A very strange statement from those that rely on unreliable computer models for their argument. Remember Al Gore in the early days stating as fact that New York would be 14 feet underwater by 2014? Some "actual facts" were published in Sun Live a few weeks ago by John Maunder and these showed a much more interesting "fact". A fraction of a degree in temperature increase and a very small increase in sea level over the last 100 years or so. And we pay 1billion dollars per year to take part in this nonsense.
sea rising?

Posted on 30-06-2017 17:47 | By phoenix

Hi rawprawn, You must understand,If sea levels are indeed rising, to rise evenly around the globe,not just in a certain area of the pacific and affect some islands there, The sea would have to be a Liquid.
@Raw prawn

Posted on 30-06-2017 15:05 | By Papamoaner

The answer to your question lies in ocean currents
Puzzling

Posted on 30-06-2017 08:13 | By RawPrawn

Here’s the thing that gets me. It is claimed that rising sea levels have already impacted small Pacific Island Nations to the extent that inundation is occurring, yet there is no evidence of that along our coastline (Moturiki Datum in the Bay of Plenty).

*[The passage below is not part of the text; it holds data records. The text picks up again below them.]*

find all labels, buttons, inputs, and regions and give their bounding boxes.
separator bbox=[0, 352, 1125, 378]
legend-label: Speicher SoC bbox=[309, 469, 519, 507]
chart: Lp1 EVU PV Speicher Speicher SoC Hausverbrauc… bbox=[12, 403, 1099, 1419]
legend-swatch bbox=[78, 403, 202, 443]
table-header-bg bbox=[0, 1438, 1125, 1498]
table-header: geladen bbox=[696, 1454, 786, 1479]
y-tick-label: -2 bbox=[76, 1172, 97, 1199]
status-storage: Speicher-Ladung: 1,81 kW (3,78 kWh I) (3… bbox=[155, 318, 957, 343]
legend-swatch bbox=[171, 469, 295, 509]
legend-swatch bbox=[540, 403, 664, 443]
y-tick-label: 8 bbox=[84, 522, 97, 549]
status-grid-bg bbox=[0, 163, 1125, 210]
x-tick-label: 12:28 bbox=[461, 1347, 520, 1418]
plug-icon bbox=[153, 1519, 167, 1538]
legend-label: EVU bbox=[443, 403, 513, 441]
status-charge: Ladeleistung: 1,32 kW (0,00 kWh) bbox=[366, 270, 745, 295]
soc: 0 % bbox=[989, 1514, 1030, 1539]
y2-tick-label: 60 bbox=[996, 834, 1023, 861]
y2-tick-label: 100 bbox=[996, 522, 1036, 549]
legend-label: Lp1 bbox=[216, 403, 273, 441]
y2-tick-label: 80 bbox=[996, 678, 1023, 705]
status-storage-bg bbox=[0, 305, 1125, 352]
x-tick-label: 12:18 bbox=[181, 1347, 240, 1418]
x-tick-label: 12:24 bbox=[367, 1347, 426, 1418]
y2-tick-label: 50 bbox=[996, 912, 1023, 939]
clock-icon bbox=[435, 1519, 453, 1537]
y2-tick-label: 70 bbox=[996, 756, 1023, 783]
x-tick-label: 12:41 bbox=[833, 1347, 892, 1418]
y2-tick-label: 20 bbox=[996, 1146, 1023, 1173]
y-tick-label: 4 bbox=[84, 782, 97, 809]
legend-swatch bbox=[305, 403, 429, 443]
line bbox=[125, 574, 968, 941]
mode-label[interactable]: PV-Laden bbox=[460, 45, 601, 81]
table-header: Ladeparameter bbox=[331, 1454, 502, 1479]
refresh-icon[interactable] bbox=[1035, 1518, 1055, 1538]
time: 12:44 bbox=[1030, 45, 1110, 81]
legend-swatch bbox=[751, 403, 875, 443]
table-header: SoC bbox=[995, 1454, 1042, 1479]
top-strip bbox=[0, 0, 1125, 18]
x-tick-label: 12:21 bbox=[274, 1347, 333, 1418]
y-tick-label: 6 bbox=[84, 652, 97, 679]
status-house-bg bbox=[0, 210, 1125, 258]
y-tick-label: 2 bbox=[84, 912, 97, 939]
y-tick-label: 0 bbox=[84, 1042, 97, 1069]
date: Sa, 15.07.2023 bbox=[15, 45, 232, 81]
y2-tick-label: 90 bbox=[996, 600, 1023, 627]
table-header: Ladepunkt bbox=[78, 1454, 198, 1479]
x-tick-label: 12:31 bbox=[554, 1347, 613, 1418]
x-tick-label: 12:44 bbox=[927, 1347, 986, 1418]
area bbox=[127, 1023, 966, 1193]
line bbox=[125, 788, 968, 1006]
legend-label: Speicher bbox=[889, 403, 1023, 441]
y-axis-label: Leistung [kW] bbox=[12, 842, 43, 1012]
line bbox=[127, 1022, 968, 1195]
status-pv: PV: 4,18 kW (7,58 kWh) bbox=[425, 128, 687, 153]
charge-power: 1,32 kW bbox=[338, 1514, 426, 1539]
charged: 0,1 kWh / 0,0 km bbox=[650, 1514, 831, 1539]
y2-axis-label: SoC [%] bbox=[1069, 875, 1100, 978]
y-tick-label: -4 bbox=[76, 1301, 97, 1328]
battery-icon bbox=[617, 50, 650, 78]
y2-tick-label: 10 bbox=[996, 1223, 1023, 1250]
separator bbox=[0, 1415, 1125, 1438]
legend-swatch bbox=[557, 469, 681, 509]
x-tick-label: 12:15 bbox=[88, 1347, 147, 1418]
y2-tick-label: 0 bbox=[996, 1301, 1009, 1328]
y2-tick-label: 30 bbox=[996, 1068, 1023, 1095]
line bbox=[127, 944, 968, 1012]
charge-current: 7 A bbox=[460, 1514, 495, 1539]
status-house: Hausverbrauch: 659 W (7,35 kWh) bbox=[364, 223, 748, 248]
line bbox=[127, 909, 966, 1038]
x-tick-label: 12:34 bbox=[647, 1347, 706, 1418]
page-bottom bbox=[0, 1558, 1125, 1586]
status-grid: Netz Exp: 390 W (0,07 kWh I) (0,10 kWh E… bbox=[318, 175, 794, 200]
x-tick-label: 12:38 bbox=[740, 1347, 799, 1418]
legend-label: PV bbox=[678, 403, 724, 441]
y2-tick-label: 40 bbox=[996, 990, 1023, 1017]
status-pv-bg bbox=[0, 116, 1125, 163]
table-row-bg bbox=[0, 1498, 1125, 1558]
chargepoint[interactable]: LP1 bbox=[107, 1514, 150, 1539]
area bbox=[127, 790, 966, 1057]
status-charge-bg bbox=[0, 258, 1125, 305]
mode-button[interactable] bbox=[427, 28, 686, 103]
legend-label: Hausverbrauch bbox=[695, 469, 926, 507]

According to the most basic of Archimedes’ principles any rise in water level should be universal, so why isn’t it affecting NZ? Could it be that those smaller islands are sinking?
rising sea levels?

Posted on 29-06-2017 20:42 | By phoenix

According to archimedes volume displacement = body weight.Question; If we encourage whaler eating countries to remove thousands of whales from the sea,should’nt sea levels actually fall. ] As good a theory as any,and cost nothing[
More than a little skeptical.....

Posted on 29-06-2017 20:39 | By groutby

....am I after reading that a climate change "expert" says (quote) "Climate change is happening whether we like it or not"...is NOT exactly mind tingling innovative information. Of course it is!!..and always has been and will be !!..now who can have held out their hand and got funding for such forward thinking "experts" to come up with this?....ahh..just read the link at the bottom of the post....none other than NIWA...!!..of course..includes all sorts of nimby stuff including "Adaptation strategies to address climate change impacts on coastal Mori communities"..what?..and "Emergent exposure of flood inundation hazards under future climate change in New Zealand"..what the hell is that?...what I can’t find is who is funding these twits (in my opinion)...sure hope it isn’t me...please....spare us....
grumpy

Posted on 29-06-2017 14:30 | By geo

Here we go again, mind numbing stupidity. After a quarter of a million of tax payers dollars down the toilet . In the end what will we have to show for it ? A useless wad of paper full of PC waffle.I guess the real clowns are the anonymous bureaucrats that approved this grant in the first place and us for putting up with this sort of idiocy.There are so many worthwhile causes out there desperate for money and we do this sort of thing.Makes me want to weep.
More of the same

Posted on 29-06-2017 12:18 | By rastus

How these people sleep at night is a complete mystery - Thank goodness that Trump if he does nothing else good has at least signaled the USA out of this complete farce. Here again we have idiots - yes idiots spending other peoples money chasing moonbeams - how on earth do we stop this madness. After Y2K I really thought we had got all the stupids but no! there are still those out there that want to waste their academic learning so blatantly - come on people please object to this continued madness!
What's this Nonsense

Posted on 29-06-2017 11:15 | By kellbell

Show us the proof that there is an issue caused by people then spend the money.
Funding misapprehensions

Posted on 29-06-2017 09:50 | By ROCCO

This group give me no confidence whatsoever- Waikato University, cultural values political PC interference and the like garbage so how about looking at proper scientific assessments and the real world for a change!!